Eric Williams, scholar that he was, was more subtle. His use of “recalcitrant minority” to brand Indians probably had to be translated before it was understood by ordinary Beharrys. I should add that I have heard of another context in which the term was used, suggesting that Williams did not target Indians as a race—I don’t know the truth of it.
The events of 1970 attempted, with limited success, to cast race in politics into the dustbin of history under the banner, “Indians and Africans, Unite!”. In their immediate aftermath, there was the forging of an alliance between Ray Robinson’s ACDC and Vernon Jamadar’s DLP—a hint of unity between the two races. But NJAC stayed aloof and the alliance did not contest the 1971 general elections, leaving Williams and Bhadase to make a mockery of the democratic process.
Race in politics persisted post-1976 in spite of my own best efforts (and those of other notable persons) through the multi-ethnic ULF (check the names of our candidates and frontline activists if you doubt me). But two factors scuttled that forward move. During an election-eve motorcade in the East-West Corridor, pockets of inebriated Indians, feeling a surge of power, shouted at mainly-Afro people on the roadside, “We comin’ for allyuh ar** on Monday!”
The motorcade was on Saturday. By sun-up Sunday morning, PNM foot soldiers were knocking on Afro-doors in enclaves across the Corridor: “Yuh want to wake up with an Indian PM on Tuesday?” Whatever outside chance the ULF had, evaporated in the race-fog.

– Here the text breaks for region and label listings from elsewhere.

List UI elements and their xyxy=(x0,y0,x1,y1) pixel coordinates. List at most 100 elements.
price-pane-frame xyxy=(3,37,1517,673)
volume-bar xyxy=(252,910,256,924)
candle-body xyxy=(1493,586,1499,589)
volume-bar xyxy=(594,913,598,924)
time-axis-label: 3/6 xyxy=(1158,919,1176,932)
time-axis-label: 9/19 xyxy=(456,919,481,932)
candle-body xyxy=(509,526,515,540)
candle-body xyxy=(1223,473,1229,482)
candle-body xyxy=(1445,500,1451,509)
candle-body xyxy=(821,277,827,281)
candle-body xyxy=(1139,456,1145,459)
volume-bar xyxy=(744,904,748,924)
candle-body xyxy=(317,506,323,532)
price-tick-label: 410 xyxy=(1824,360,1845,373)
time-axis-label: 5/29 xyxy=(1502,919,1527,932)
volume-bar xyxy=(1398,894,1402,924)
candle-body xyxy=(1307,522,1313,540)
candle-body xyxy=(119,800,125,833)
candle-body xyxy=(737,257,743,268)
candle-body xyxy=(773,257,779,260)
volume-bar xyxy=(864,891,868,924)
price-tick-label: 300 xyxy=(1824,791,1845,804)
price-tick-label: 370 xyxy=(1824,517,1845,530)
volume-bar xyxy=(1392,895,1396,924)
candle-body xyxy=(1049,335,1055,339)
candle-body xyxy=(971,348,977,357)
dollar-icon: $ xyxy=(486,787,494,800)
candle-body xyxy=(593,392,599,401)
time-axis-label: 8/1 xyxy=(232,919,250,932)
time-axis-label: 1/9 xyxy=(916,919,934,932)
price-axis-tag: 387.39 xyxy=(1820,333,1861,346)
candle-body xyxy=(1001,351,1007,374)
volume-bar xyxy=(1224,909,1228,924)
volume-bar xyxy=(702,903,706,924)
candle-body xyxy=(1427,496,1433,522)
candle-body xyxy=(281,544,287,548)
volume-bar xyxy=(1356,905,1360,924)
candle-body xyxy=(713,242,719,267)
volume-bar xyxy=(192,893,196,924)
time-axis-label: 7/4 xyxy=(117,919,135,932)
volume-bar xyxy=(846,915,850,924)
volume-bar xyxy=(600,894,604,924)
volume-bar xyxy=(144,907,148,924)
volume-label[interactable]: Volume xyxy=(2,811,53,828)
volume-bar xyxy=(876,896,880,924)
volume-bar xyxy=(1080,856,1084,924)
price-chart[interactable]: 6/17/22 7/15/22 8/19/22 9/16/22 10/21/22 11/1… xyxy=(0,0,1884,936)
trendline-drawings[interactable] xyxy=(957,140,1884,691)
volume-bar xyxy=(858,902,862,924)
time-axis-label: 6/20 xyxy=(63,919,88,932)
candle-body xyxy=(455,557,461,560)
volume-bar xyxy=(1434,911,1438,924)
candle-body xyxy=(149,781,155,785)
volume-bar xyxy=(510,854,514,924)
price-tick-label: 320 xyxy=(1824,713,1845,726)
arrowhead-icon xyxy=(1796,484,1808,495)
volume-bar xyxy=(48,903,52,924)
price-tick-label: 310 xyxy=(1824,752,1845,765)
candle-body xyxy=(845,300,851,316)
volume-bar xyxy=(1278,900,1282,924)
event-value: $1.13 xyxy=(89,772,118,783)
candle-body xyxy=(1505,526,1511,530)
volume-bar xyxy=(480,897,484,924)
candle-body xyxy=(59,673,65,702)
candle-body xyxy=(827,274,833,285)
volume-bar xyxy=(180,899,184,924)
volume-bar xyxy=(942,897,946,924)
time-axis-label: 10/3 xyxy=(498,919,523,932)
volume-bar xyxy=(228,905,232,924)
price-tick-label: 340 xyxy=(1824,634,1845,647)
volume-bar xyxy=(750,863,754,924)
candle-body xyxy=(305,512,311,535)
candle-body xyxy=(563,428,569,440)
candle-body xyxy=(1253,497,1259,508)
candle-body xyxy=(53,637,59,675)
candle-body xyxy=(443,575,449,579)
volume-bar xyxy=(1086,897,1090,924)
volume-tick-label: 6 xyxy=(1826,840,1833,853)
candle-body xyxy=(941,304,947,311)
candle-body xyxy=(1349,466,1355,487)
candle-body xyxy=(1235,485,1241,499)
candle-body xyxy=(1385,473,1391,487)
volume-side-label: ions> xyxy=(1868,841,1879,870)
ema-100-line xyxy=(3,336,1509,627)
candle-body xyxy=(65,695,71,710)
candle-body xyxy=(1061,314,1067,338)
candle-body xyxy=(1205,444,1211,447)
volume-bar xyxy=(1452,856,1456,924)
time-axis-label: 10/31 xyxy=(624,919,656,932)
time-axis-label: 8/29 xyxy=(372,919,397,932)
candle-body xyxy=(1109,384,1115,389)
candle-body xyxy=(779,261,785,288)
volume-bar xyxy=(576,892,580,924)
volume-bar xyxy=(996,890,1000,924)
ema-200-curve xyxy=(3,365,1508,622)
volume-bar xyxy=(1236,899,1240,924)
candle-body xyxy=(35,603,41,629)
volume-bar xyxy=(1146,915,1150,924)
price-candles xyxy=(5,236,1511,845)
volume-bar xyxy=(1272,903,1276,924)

Then there was Basdeo Panday’s split personality. One night he would deliver an appeal for racial harmony such as you have never heard. You would cry for the beloved country. One week later (certainly after the split in the party), Panday would unleash insults so strongly that you would cry blood for your cussed country!
Between then and now, from the NAR to the PP, real patriots have chased the crooked shadow of national unity—with little success. For sure, no monolithic Indian or African-based party will ever win power on its own again. But we have not destroyed the race bogey, whatever our pretensions, however sanctimonious we may portray ourselves as we savage Sandy.